Develop Your Picture
If you don’t have one, let me suggest a simple process to help you develop one.
Spend time with your leaders doing a Bible study and praying for clarity about how Jesus made disciples. This one is very good.
Ask the group for the top three things a disciple is, does, and believes. As a group identify 6–10 key qualities of Jesus.
Pray for God to help you identify an image or acronym to hang these on. For most, this takes time and wrestling.
Take your picture to other leaders in and out of your church and ask them to critique it. Use their input to improve it.
Come back together to finalize your picture.
Develop a plan for how to communicate this picture to everyone in the church.
Every disciple making culture I’ve ever seen has a picture of a disciple. It’s one of the major pieces of a culture that’s focused on being and making disciples.

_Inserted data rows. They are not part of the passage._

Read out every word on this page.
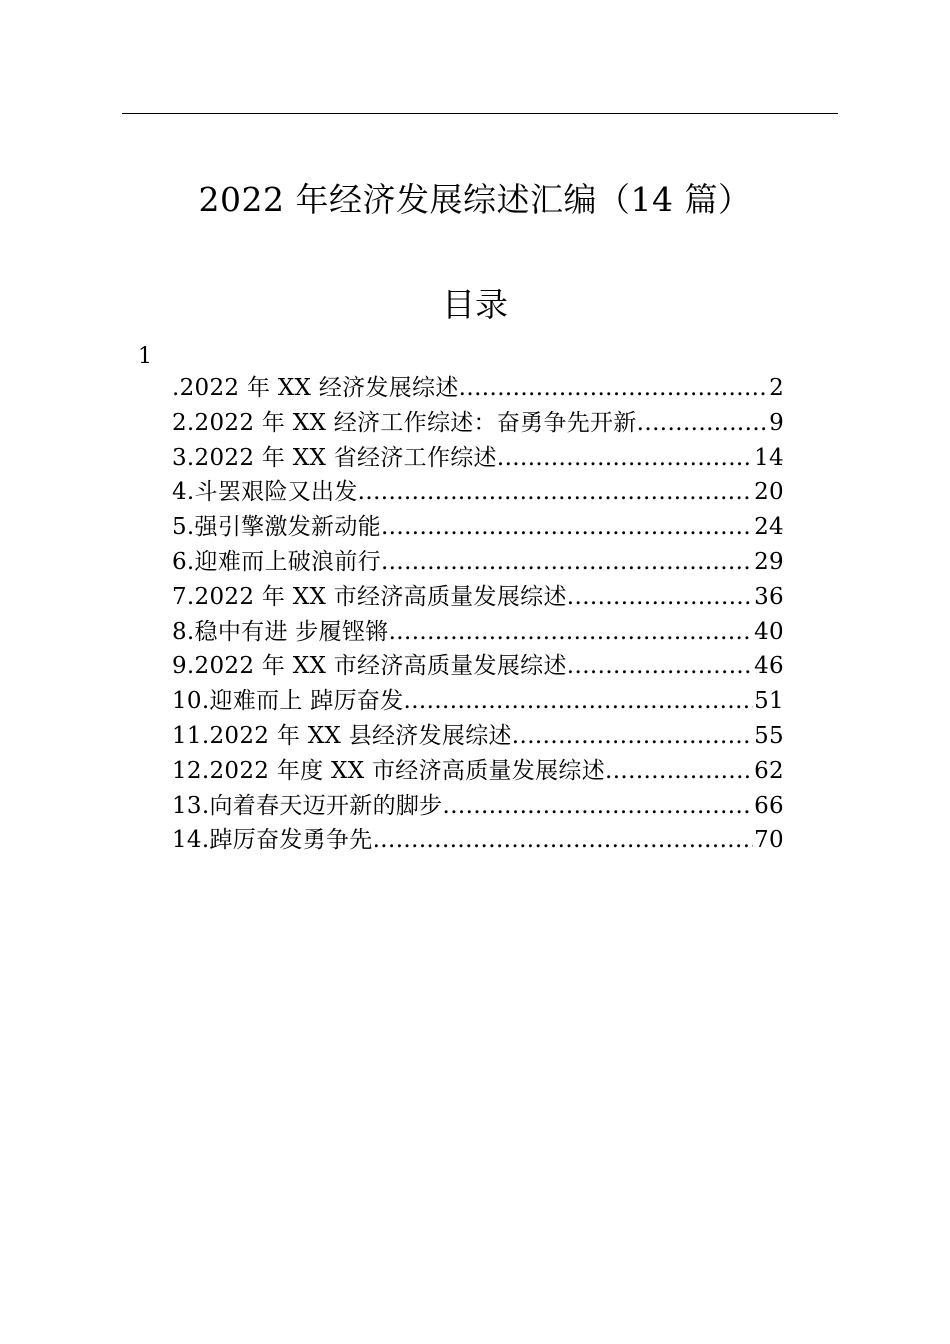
2022 年经济发展综述汇编（14 篇）
目录
1
.2022 年 XX 经济发展综述 .....	2
2.2022 年 XX 经济工作综述：奋勇争先开新 .....	9
3.2022 年 XX 省经济工作综述 .....	14
4.斗罢艰险又出发 .....	20
5.强引擎激发新动能 .....	24
6.迎难而上破浪前行 .....	29
7.2022 年 XX 市经济高质量发展综述 .....	36
8.稳中有进 步履铿锵 .....	40
9.2022 年 XX 市经济高质量发展综述 .....	46
10.迎难而上 踔厉奋发 .....	51
11.2022 年 XX 县经济发展综述 .....	55
12.2022 年度 XX 市经济高质量发展综述 .....	62
13.向着春天迈开新的脚步 .....	66
14.踔厉奋发勇争先 .....	70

Since what we elevate people aspire to, such a picture sets people’s sights on who they are to become…and who they are to make.
It’s okay if your picture is the same as another’s. The important thing is not a brand new picture, but the process of collective clarity with your leaders. A pixelated image of a disciple isn’t enough to motivate people to do the hard work of becoming. They need living, breathing examples of what a disciple looks like. Clarity allows you and your leaders to live it and communicate it with conviction. And that sort of life brings incredible power to transform (Acts 1:8).